|
|
|
|
|
by boulos
3036 days ago
|
|
Disclosure: I work on Google Cloud. By the logic above, you would conclude that TPUv1 (the inference-only chip) might have been a mistake, but we’ve been very public about how it “saved us from building lots of datacenters”. That wasn’t ever sold as part of Cloud, so the benefit there is all from the second bit you mentioned: cheaper and more efficient than GPUs at the time. The paper also goes into more detail, but the size of that initial engineering team and time to market were both quite small. For training, before Volta (and kind of Pascal), GPUs were the best option but not particularly efficient. Volta does the same “we should have a single instruction that does lots of math in one shot” by cleverly reusing the existing functional units.
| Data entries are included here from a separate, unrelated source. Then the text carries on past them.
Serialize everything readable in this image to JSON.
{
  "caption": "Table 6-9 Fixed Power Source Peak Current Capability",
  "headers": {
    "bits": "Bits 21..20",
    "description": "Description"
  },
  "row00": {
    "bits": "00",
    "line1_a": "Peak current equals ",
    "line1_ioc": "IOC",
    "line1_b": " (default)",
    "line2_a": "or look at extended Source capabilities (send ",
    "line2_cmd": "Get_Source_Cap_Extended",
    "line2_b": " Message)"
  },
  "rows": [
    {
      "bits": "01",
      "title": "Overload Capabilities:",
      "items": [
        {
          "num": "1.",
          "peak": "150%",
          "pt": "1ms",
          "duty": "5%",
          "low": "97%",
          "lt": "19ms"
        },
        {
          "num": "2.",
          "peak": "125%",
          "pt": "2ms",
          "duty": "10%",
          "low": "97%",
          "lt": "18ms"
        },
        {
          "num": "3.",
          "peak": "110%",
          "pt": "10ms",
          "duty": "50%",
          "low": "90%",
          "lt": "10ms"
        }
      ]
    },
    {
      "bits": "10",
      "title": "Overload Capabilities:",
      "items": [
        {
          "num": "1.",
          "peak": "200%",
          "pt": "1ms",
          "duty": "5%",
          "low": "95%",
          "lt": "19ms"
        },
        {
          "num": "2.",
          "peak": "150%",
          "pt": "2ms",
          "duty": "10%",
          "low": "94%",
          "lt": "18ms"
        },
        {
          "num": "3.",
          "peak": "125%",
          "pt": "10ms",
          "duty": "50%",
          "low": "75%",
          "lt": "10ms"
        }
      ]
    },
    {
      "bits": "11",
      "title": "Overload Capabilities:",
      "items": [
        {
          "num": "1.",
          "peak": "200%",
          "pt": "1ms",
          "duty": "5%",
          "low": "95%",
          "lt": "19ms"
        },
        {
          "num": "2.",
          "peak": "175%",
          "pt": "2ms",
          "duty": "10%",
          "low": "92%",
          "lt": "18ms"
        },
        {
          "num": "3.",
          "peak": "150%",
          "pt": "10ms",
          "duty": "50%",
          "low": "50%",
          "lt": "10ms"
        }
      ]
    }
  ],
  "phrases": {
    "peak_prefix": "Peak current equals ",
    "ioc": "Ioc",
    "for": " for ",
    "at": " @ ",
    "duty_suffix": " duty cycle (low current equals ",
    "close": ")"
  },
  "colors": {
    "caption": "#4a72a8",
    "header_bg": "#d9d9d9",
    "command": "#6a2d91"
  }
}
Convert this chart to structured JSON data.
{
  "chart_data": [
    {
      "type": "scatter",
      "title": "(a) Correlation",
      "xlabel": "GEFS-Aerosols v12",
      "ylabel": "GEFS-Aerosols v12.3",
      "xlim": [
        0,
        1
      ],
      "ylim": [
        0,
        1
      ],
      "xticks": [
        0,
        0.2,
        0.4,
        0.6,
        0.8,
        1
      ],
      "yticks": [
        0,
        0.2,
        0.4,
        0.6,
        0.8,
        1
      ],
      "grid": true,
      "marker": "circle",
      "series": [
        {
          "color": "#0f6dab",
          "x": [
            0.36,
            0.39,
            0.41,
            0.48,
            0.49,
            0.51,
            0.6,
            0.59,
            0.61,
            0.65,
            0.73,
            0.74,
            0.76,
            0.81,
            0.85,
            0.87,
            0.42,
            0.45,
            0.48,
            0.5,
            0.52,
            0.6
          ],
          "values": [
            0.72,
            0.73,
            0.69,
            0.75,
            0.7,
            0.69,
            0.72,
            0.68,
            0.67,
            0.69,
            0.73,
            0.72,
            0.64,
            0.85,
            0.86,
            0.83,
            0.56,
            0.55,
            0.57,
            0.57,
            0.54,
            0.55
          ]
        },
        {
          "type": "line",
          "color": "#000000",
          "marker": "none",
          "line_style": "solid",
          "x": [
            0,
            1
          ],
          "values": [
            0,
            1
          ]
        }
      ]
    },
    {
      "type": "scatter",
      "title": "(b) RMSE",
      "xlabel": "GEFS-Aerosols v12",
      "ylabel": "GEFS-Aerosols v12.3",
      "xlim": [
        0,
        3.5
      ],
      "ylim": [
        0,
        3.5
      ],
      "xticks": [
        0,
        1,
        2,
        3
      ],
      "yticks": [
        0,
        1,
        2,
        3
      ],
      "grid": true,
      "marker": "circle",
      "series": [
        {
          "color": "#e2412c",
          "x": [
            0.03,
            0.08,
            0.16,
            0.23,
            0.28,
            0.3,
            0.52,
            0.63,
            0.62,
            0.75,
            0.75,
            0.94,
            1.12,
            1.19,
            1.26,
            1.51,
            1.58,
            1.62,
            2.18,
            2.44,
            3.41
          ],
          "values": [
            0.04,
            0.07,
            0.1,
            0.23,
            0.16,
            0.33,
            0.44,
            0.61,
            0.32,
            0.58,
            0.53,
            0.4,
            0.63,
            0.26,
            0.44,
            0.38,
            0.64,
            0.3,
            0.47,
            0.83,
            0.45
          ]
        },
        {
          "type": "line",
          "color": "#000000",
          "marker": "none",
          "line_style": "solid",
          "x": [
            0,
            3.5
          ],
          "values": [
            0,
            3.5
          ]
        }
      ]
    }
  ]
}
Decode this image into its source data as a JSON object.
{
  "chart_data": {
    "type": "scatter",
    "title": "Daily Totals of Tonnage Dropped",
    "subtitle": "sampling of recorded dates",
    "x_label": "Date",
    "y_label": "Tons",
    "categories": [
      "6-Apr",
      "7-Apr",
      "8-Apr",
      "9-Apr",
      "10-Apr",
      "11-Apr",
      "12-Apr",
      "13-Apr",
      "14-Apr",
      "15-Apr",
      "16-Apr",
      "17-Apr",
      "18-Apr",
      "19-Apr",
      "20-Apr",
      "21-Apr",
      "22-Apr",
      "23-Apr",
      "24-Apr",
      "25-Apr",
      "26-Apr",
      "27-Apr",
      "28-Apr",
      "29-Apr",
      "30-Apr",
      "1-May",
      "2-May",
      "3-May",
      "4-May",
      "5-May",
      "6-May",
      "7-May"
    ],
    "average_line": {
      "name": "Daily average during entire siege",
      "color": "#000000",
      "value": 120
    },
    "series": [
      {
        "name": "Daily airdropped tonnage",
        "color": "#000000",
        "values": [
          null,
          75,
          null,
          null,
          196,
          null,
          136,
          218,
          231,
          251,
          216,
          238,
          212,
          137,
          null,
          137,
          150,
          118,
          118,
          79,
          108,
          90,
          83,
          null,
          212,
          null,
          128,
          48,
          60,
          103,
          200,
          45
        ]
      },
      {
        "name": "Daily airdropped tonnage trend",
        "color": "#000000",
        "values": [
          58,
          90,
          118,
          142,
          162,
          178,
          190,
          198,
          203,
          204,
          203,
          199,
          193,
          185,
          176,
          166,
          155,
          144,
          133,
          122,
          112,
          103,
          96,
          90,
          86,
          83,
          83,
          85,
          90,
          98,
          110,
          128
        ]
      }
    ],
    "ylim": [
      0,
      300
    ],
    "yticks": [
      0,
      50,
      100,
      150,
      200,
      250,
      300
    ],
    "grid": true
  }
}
That the V100 is a great chip, is a good outcome for the whole industry. But GPUs aren’t (and shouldn’t be) just focused on ML. My bet is that there’s still a decent amount of runway left in specialized chips for ML, just as GPUs carved out their own niche versus CPUs. But again, the “even just for Google” benefit is really enormous so I wouldn’t assume that Cloud has to pay for the entire effort. Could GPU manufacturers improve the cost:performance ratio of ML workloads enough that Google doesn’t have to build TPUs anymore? Perhaps, but like the V100 improvements that would be a great outcome! |
|